Honestly, it just depends on the day. I do a little bit of everything. I keep track of the budget, I help hire crew, negotiate deals, get equipment for a shoot locked in. As a Coordinator, my job is to make the call sheet and the pre production book (it’s a book that goes to the client, agency, or record label with all the job information and details). I am also responsible for making sure the crew knows what’s going on each day, if there are fittings, or meetings, or their call times for shoot days. I also make sure the Office staff orders lunch, gets coffee for the bosses, and are doing their jobs properly. On shoot days, I’m the first to arrive and the last one to leave, I make sure we are safe and staying on budget. I’m also responsible for making sure all the Talent, Agency, Label, and Client have all of their needs met and are happy with what’s being filmed. After we’re done shooting, it’s my job to make sure everyone gets paid, and in a timely manner; that includes paying for any gear we rented, all crew who worked, etc. I have to account for every penny we spend, and make sure contracts go out to the right parties, and that all the paperwork is organized so that there are no questions that come up about the job later on down the road.
What are your favorite parts of your job?
I love all parts of my job but I would have to say my favorite part is being on set. There is something about the energy that everyone brings to set, the idea that we are creating something that my outlive us, that will impress other generations, it’s kind of cool. Being on set is like being on an old wooden roller coaster where you have moments of calm and then moments of complete stress, where your heart is pounding a mile a minute, then moments of calm again, then moments of heart pounding exhilaration and it goes back and forth like that all day. I mean even when I’m stuck in my trailer, not able to even see any of the filming, it’s still this mind blowing experience because you never know what’s going to happen, no matter how much you prepare, something always happens!!!
How did you get into your field? Was it something you always wanted to do or something you discovered bit by bit?
I went to film school with the intention of going into documentary film and making my own docs one day. Once I graduated, I got an internship with a producer, as his assistant. I figured I would see what a producer does, learn some things, and go back to documentary films after the internship ended. I didn’t know that I would fall in love with this job and that 5 years later, I’d still be doing this and still love it!!!
What aspect of your work most surprised you? (Either in a good way or a bad way.)
I think everyday in my job has surprises. I think when you start to get comfortable and you think you know what you’re doing, all of it sudden, it switches up. I guess I’m surprised how much, each day, I continue to learn about this job, this business, and how it’s never something that stays the same. My position and duties are always changing, job by job.
Does your education (high school, college or graduate degree) matter in terms of the work that you do today?

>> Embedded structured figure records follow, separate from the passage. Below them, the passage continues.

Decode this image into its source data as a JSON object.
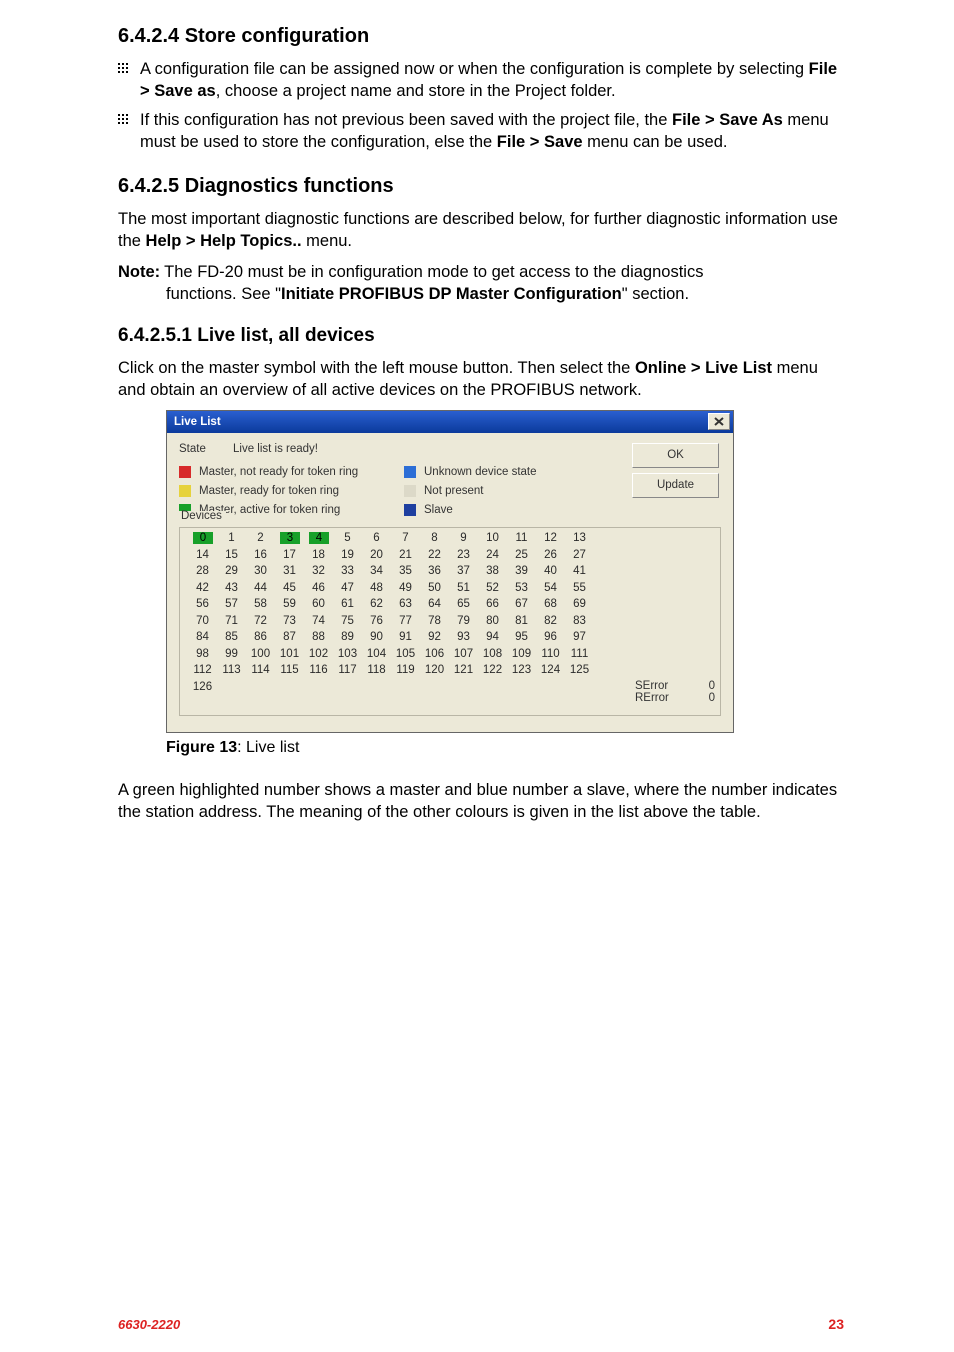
{
  "sections": {
    "store": {
      "heading": "6.4.2.4  Store configuration",
      "b1_pre": "A configuration file can be assigned now or when the configuration is complete by selecting ",
      "b1_bold1": "File > Save as",
      "b1_post": ", choose a project name and store in the Project  folder.",
      "b2_pre": "If this configuration has not previous been saved with the project file, the ",
      "b2_bold1": "File > Save As",
      "b2_mid": " menu must be used to store the configuration, else the ",
      "b2_bold2": "File > Save",
      "b2_post": " menu can be used."
    },
    "diag": {
      "heading": "6.4.2.5  Diagnostics functions",
      "p1_pre": "The most important diagnostic functions are described below, for further diagnostic information use the ",
      "p1_bold": "Help > Help Topics..",
      "p1_post": " menu.",
      "note_label": "Note:",
      "note_a": " The FD-20 must be in configuration mode to get access to the diagnostics",
      "note_b_pre": "functions. See \"",
      "note_b_bold": "Initiate PROFIBUS DP Master Configuration",
      "note_b_post": "\" section."
    },
    "live": {
      "heading": "6.4.2.5.1  Live list, all devices",
      "p1_pre": "Click on the master symbol with the left mouse button. Then select the ",
      "p1_bold": "Online > Live List",
      "p1_post": " menu and obtain an overview of all active devices on the PROFIBUS network."
    },
    "after": {
      "p": "A green highlighted number shows a master and blue number a slave, where the number indicates the station address. The meaning of the other colours is given in the list above the table."
    }
  },
  "dialog": {
    "title": "Live List",
    "state_label": "State",
    "state_value": "Live list is ready!",
    "legend": {
      "left1": {
        "color": "#d72a2a",
        "text": "Master, not ready for token ring"
      },
      "left2": {
        "color": "#e6d23c",
        "text": "Master, ready for token ring"
      },
      "left3": {
        "color": "#17a029",
        "text": "Master, active for token ring"
      },
      "right1": {
        "color": "#2c6ed6",
        "text": "Unknown device state"
      },
      "right2": {
        "color": "#dcd9c8",
        "text": "Not present"
      },
      "right3": {
        "color": "#1e3fa0",
        "text": "Slave"
      }
    },
    "buttons": {
      "ok": "OK",
      "update": "Update"
    },
    "fieldset_label": "Devices",
    "rows": [
      [
        "0",
        "1",
        "2",
        "3",
        "4",
        "5",
        "6",
        "7",
        "8",
        "9",
        "10",
        "11",
        "12",
        "13"
      ],
      [
        "14",
        "15",
        "16",
        "17",
        "18",
        "19",
        "20",
        "21",
        "22",
        "23",
        "24",
        "25",
        "26",
        "27"
      ],
      [
        "28",
        "29",
        "30",
        "31",
        "32",
        "33",
        "34",
        "35",
        "36",
        "37",
        "38",
        "39",
        "40",
        "41"
      ],
      [
        "42",
        "43",
        "44",
        "45",
        "46",
        "47",
        "48",
        "49",
        "50",
        "51",
        "52",
        "53",
        "54",
        "55"
      ],
      [
        "56",
        "57",
        "58",
        "59",
        "60",
        "61",
        "62",
        "63",
        "64",
        "65",
        "66",
        "67",
        "68",
        "69"
      ],
      [
        "70",
        "71",
        "72",
        "73",
        "74",
        "75",
        "76",
        "77",
        "78",
        "79",
        "80",
        "81",
        "82",
        "83"
      ],
      [
        "84",
        "85",
        "86",
        "87",
        "88",
        "89",
        "90",
        "91",
        "92",
        "93",
        "94",
        "95",
        "96",
        "97"
      ],
      [
        "98",
        "99",
        "100",
        "101",
        "102",
        "103",
        "104",
        "105",
        "106",
        "107",
        "108",
        "109",
        "110",
        "111"
      ],
      [
        "112",
        "113",
        "114",
        "115",
        "116",
        "117",
        "118",
        "119",
        "120",
        "121",
        "122",
        "123",
        "124",
        "125"
      ],
      [
        "126",
        "",
        "",
        "",
        "",
        "",
        "",
        "",
        "",
        "",
        "",
        "",
        "",
        ""
      ]
    ],
    "highlights": {
      "0-0": true,
      "0-3": true,
      "0-4": true
    },
    "errors": {
      "se_label": "SError",
      "se_val": "0",
      "re_label": "RError",
      "re_val": "0"
    }
  },
  "figure": {
    "label": "Figure 13",
    "text": ": Live list"
  },
  "footer": {
    "doc": "6630-2220",
    "page": "23"
  }
}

I think my education helped to get me here, but what I learned in film school has very little to do with what I actually do. I think it was important for me to go to college, so I could get the connections to meet the producer who gave me my start. The problem is that my degree is the creativity of film making; how films are made, why they are made a certain way, and how to make films from a creative stand point. Sometimes I think a business degree might have helped me better, but that the end of the day, this is a job where you have to start at the bottom (for the most part) and move your way up and you learn as you go. There are a lot of people I work with who only have a high school degree and do great, so I think it’s more about your dedication to learning this craft.
What environmental factors have the greatest impact on your job satisfaction? (For example: co-workers, compensation, company culture, flexibility, work/life balance, etc.)

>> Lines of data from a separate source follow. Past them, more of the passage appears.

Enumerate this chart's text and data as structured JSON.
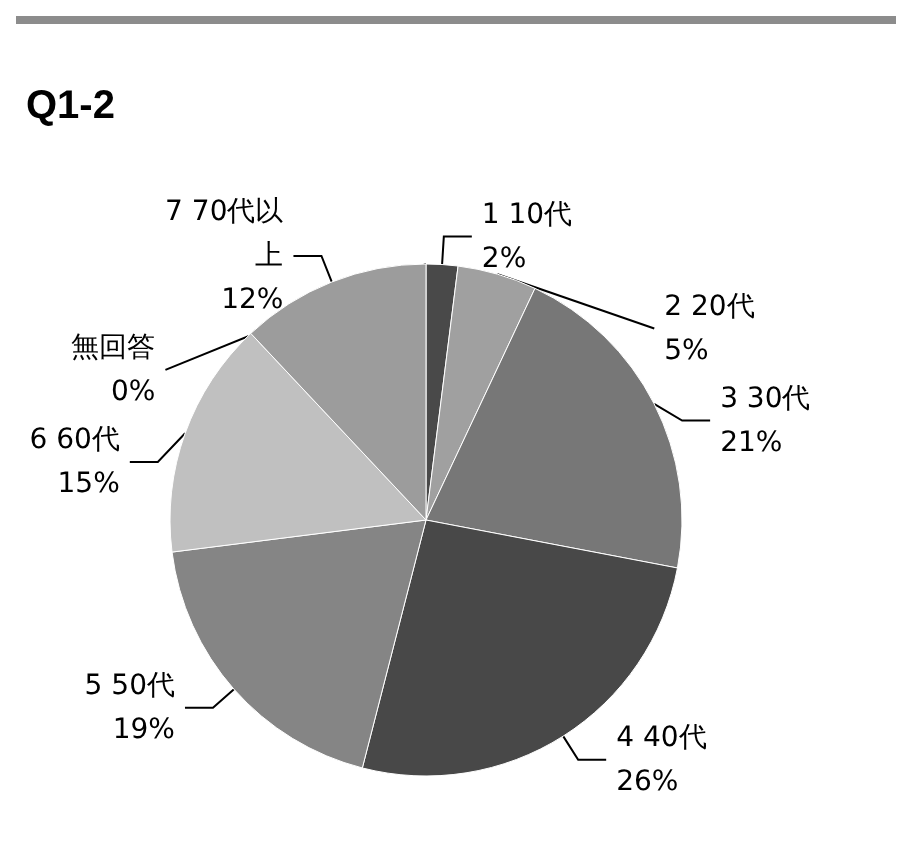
{
  "chart_data": {
    "type": "pie",
    "title": "Q1-2",
    "categories": [
      "無回答",
      "1 10代",
      "2 20代",
      "3 30代",
      "4 40代",
      "5 50代",
      "6 60代",
      "7 70代以上"
    ],
    "values": [
      0,
      2,
      5,
      21,
      26,
      19,
      15,
      12
    ],
    "value_labels": [
      "0%",
      "2%",
      "5%",
      "21%",
      "26%",
      "19%",
      "15%",
      "12%"
    ],
    "colors": [
      "#606060",
      "#494949",
      "#a0a0a0",
      "#777777",
      "#484848",
      "#858585",
      "#c0c0c0",
      "#9c9c9c"
    ],
    "legend": false
  }
}
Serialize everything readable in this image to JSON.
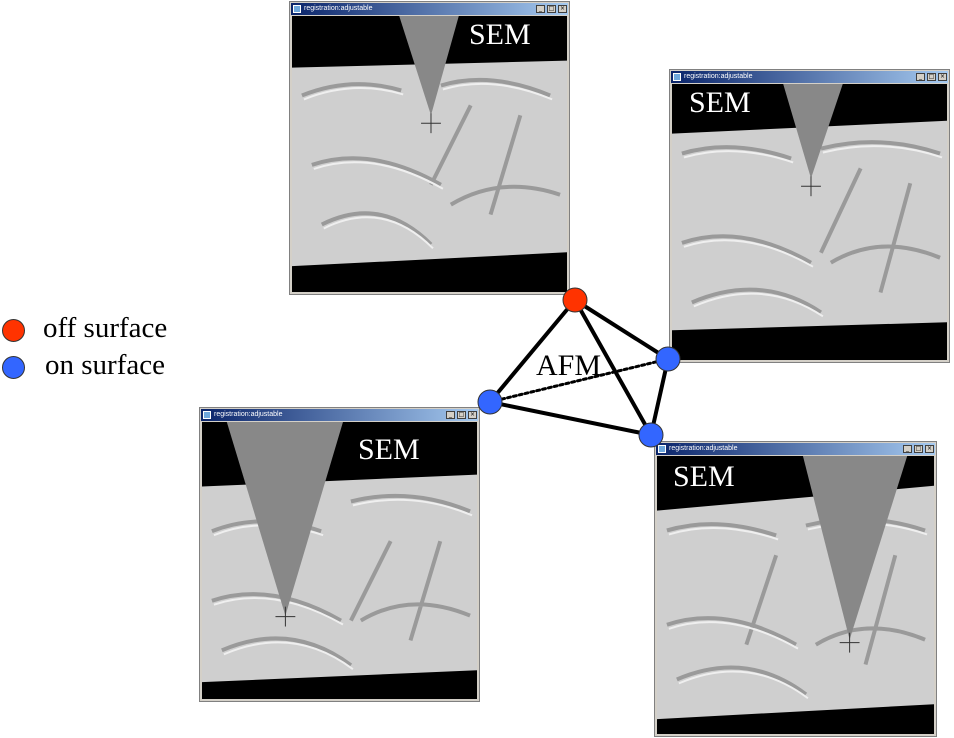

I think what contributes to my job satisfaction is a little bit of everything. As I get better at what I do, I make more money and that’s a nice perk but I also get to work with people I like and get to make my own schedule. Because I am freelance, I can turn down any job I want, be that I don’t like how much money they are offering or I don’t like the other people on the job. I get to pick people I like to work with and talk to all sorts of people while finding gear. I get to learn about the newest technology in the film business and I get to learn from people who have been doing this for 50+ years. I get to travel the country and meet new people, work on really cool projects, and even when the project is bad, I usually can come away with a renewed view on my position.
Any career advice you’d like to pass along to others? (My audience is comprised mainly of adults in their twenties and thirties.)
I think the key to what makes my job so great is that I honestly love what I do. I sometimes work 24 hours straight, with no sleep, sometimes even longer (longest on record for me is 43 hours with no sleep, working the whole time). Even despite all that, I wouldn’t trade what I do for anything. I think finding something you love, whether it pays well or not, is what matters. If you love it, and put your heart into it, you should be able to parlay it into a great job, a great career, and hopefully lots of money!!!